É justamente essa expectativa frustrada, tantas vezes inconsciente, de ter a medida do seu sofrimento expressa, o pivô de discussões rancorosas em grupos de autismo e redes sociais. Observamos familiares de autistas “graves” (com alta demanda de suporte) ressentidos com relatos de autistas “leves” e sentindo-se incompreendidos em suas lutas e angústias, ao mesmo tempo que não reconhecem as dores destes.
Não há escalas para medir sofrimento e, caso houvesse, ela provavelmente não teria muito a ver com a análise das características autísticas. No caso dos autistas, inclusive, arrisco dizer que a angústia dos mais “leves” pode ser tão maior quanto maior sua percepção das expectativas para que se “encaixem” num padrão irreal de comportamento e produtividade. O sofrimento tem mais a ver com coisas como preconceito, falta de aceitação, capacitismo, falta de apoios adequados (na família, na vida social, no estudo, no trabalho), dificuldade de acesso a serviços de terapia.

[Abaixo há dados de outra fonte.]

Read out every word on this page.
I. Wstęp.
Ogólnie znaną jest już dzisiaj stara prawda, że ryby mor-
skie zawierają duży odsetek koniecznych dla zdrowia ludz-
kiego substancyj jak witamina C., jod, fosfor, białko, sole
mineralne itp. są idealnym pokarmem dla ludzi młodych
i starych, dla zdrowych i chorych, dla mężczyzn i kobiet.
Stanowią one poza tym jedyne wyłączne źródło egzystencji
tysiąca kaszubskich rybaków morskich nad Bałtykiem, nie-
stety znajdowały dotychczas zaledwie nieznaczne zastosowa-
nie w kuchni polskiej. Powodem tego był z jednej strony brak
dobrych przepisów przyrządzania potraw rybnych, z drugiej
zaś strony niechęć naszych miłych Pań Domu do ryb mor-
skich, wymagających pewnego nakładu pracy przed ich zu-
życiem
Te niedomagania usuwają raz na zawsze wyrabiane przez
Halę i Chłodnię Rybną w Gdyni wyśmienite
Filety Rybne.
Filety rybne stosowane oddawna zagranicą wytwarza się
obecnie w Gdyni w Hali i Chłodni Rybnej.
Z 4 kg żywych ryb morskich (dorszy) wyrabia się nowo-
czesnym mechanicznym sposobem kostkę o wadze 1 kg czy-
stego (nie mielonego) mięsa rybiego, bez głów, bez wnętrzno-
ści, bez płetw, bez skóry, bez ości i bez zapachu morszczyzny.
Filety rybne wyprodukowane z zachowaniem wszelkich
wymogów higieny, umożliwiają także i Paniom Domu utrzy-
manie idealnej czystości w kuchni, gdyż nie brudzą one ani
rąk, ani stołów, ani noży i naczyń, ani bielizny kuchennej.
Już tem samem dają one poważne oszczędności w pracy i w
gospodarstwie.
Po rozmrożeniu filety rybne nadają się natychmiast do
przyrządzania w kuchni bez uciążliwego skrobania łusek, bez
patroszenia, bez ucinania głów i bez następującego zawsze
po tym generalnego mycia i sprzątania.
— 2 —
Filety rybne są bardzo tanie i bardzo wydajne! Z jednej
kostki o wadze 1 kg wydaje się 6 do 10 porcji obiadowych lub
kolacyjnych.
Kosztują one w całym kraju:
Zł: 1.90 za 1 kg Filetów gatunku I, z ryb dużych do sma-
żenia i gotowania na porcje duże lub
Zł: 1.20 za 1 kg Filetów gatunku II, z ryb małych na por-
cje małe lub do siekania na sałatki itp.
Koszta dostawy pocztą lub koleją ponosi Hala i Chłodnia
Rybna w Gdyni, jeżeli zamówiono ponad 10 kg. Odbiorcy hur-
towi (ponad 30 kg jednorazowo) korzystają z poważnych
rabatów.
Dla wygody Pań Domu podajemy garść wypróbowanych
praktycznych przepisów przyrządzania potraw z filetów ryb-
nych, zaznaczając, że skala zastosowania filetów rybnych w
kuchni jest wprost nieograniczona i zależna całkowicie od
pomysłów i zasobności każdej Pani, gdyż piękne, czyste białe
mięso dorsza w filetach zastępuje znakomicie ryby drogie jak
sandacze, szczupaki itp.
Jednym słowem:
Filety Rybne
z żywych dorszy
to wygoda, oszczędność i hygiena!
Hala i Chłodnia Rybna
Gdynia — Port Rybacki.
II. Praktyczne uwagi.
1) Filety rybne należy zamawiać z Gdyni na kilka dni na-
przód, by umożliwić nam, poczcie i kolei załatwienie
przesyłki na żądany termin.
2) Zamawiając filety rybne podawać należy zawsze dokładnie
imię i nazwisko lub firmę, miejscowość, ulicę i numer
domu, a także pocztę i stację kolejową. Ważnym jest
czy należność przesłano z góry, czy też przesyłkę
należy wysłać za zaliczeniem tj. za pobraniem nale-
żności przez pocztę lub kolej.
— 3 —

É inegável que os cuidadores dos autistas também enfrentam inúmeros obstáculos em suas vidas (seja na esfera profissional, familiar, social ou mesmo impactos diretos na saúde física e mental). Mas muitos desses obstáculos também tem a ver com preconceito, falta de aceitação, capacitismo, ausência de políticas públicas, falta de apoios adequados – de todos os tipos.
Tenho a impressão que todos têm mais problemas em comum do que pensam.